Henry Kissinger, Ford's Secretary of State, has said that Rumsfeld is a ferocious bureaucratic player, and he should know. Rumsfeld led a move to discredit Kissinger so that Ford would look more like the leader he wasn't. It was also the case that Rumsfeld wanted Kissinger's job.

Rumsfeld also wanted to be president and made some tentative moves in that direction in 1988, but they got nowhere. He was too cold to connect with the voters. So he waited out those years running a pharmaceutical company and chairing various efforts such as creditable commission on national defense.

Now here he is, presiding over chaos in Iraq and seemingly oblivious to what he has wrought, occupying himself with curious statements such as "There are known knowns and known unknowns," firing off memos with questions the answers to which have long since been obvious. The truth is that Rumsfeld looked good during October to December of 2001 and March to May of 2003, the opening, brilliant months of wars in Afghanistan and Iraq. Otherwise he has looked not only bad but inept, insulting would-be allies unnecessarily, snorting that "stuff happens" when major institutions of Baghdad were looted, strangely aloof from the trouble at Abu Ghraib and devoid of strategies for taming the storm he has stirred up in Iraq except for retaking Samarrah and a few other towns which American and Iraqi forces accomplished recently.

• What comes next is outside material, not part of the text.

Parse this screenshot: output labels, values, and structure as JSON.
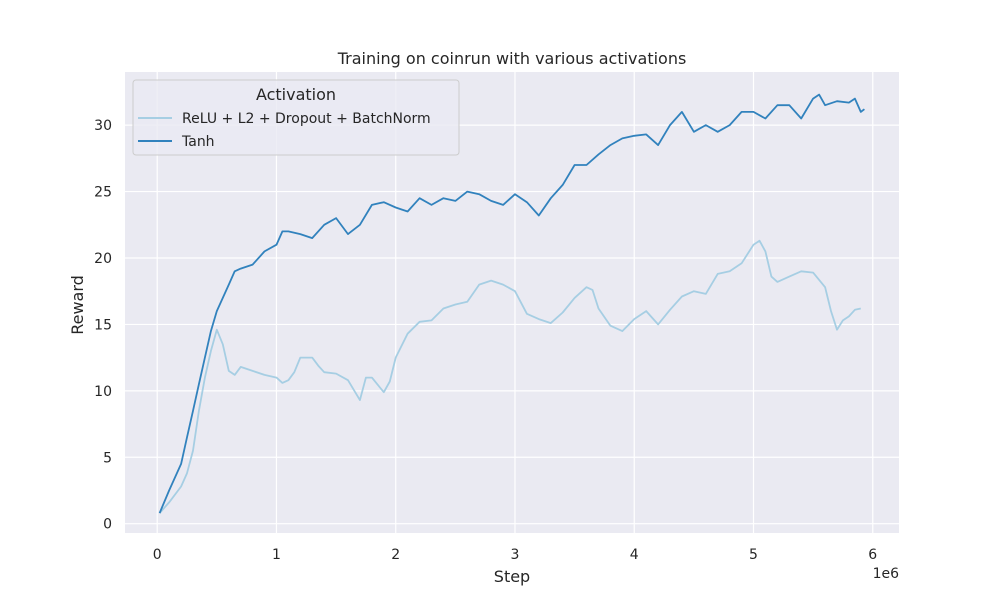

Donald Rumsfeld, in fact, has become the Robert McNamara of the Iraqi war. George W. Bush, if he is reelected, would be wise to do what Lyndon Johnson did with McNamara and pack the Secretary of Defense off to the World Bank next May when the post will open up. The question is: will Rumsfeld someday experience the same remorse that eventually gripped Robert McNamara? It could happen.